Segundos depois, processei essa aproximação – que não deveria estar quebrando meu ritual – e me virei para o homem, fingindo que não tinha escutado o que ele havia dito.


- Pois não? O senhor está perdido? – perguntei, colocando-me de pé e sacudindo a areia dos meus shorts. Ele não parecia perdido. Usava um uniforme composto por calça jeans azul, uma camisa branca e sapatos. Eu não sabia de onde era a logomarca bordada em seu bolso.


- A senhorita precisa deixar esse local. Só é permitida a visitação para além daqueles cones. – ele apontou uma sequencia de cones espaçados, bem antes do paredão de pedras que, por algum motivo, eu nem tinha notado. Não eram muitos e eu estava distraída quando passei. Eles estavam longe, eu via pequenos traços alaranjados, bem antes da entrada da Praia dos Sonhos.


- Eu poderia saber o motivo? Essa é uma praia como qualquer outra e eu... – comecei a argumentar quando ele me interrompeu.


- E você, certamente, não leu o aviso junto com os cones que ultrapassou. – revirei os olhos para ele. Que diabos? – O acesso dos banhistas a essa praia esta restrito para algumas pesquisas. Temos uma equipe trabalhando aqui.


Olhei ao redor. A menos que a equipe dele fosse feita de grãos de areia, eu diria que trabalho não era muito o forte deles a essa hora da noite. E eu não tinha a menor intenção de me banhar ali. Estar sentada em um pedaço mínimo de areia era algum tipo de crime agora?


- Meu senhor, eu não vou me banhar aqui. Prometo que, quando decidir fazê-lo, eu estarei em um lugar permitido e durante o dia. – acrescentei um sorriso forçado, demonstrando a minha irritação.


- Perfeitamente, senhorita, mas não pode ficar. – repetiu ele. Eu conseguia perceber, por sua postura, que essa discussão não acabaria tão cedo. Enchi meus pulmões de ar, pronta para rebater. Eu mal tinha chegado e era a minha tradição-só-minha-no-mundo.


Antes que eu pudesse falar, outra voz se aproximava pelas minhas costas, outro homem.


- Senhor Mathias – um rapaz se aproximou e me virei para encará-lo. Gente demais no meu espaço – Está tudo bem, ela está comigo. – falou, casualmente, cumprimentando o homem de uniforme com um aperto de mãos enquanto deslizava a outra para o bolso de sua bermuda e se colocava entre nós.


- Com o senhor? – desconfiou o homem. Sua desconfiança também me fez perceber que estava havendo um engano. Eu só queria ficar sozinha, era tão difícil assim?
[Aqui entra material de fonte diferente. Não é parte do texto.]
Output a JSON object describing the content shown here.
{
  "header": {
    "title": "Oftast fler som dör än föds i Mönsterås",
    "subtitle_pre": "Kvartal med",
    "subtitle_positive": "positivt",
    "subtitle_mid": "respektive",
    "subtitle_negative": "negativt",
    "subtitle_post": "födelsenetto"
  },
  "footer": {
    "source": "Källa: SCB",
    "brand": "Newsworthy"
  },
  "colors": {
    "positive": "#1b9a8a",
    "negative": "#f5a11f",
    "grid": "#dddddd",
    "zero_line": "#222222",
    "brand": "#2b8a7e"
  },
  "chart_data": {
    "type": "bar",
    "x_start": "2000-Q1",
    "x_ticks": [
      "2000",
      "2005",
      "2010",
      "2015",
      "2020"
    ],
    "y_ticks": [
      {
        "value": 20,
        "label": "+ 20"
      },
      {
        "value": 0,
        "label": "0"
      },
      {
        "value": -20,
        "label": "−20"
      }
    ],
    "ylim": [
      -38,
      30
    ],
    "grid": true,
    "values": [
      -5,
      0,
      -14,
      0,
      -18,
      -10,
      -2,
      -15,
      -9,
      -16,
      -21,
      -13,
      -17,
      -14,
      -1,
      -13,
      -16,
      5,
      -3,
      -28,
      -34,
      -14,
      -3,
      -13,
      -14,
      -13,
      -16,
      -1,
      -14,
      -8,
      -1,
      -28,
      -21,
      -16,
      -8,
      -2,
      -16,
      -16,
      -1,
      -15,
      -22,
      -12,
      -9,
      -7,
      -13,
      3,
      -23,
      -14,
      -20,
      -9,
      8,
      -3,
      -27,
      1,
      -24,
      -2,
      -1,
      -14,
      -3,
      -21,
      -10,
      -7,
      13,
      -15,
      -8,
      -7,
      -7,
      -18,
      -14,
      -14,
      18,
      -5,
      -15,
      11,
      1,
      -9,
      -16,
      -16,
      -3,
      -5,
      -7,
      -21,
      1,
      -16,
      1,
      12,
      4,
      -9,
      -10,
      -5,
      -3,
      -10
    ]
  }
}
Antes que eu pudesse organizar as minhas ideias e falar, o rapaz abriu a boca novamente.


- Isso, é a nova estagiária. – ele passou o braço pelo homem, abraçando-o de lado, ficando diretamente de frente para mim. Lançou-me uma ligeira piscadinha com o olho direito – Marquei com ela agora para repassar algumas coisas básicas para amanhã, o senhor sabe como é, durante o dia as coisas estão apertadas para esse tipo de reunião.


Reparei nele enquanto ele falava: cabelos caídos moldando rosto, formando alguns cachos, em um tom de loiro escuro. A mão que estava em seu bolso passou por sua testa, afastando algumas mechas que estavam caídas ali enquanto ele falava. Estava usando uma bermuda e uma regata branca, além de estar descalço, o que dizia claramente que ele era um surfista. Devia ter uns vinte e poucos anos, não muito mais. E podia ficar na minha praia – apertei meus olhos para eles ao constatar isso.


- Está tudo bem então, filho. – o homem concordou, apertando a mão dele – Mas estarei de olho, você sabe como é. Regras são regras. Nada de bagunça.


Que mania desse homem em achar que eu era uma bagunceira. Quando percebi que aquele rapaz estava me confundindo com outra pessoa, chutei discretamente um pouco de areia: cadê a privacidade no meu lugar? Nunca, em cinco anos, ninguém havia aparecido ali naquele horário: era estratégico.


- Ela não tem mesmo cara de quem faz muita bagunça, não é? Só ficou sozinha porque, adivinha só, me enrolei com o macarrão de novo. Por falar nisso, me desculpe. – Essa ultima frase era direcionada a mim e eu me vi concordando com a cabeça sem saber o motivo. Eu não era essa estagiária. Talvez eu só tenha achado de bom tom não agir como uma estátua novamente.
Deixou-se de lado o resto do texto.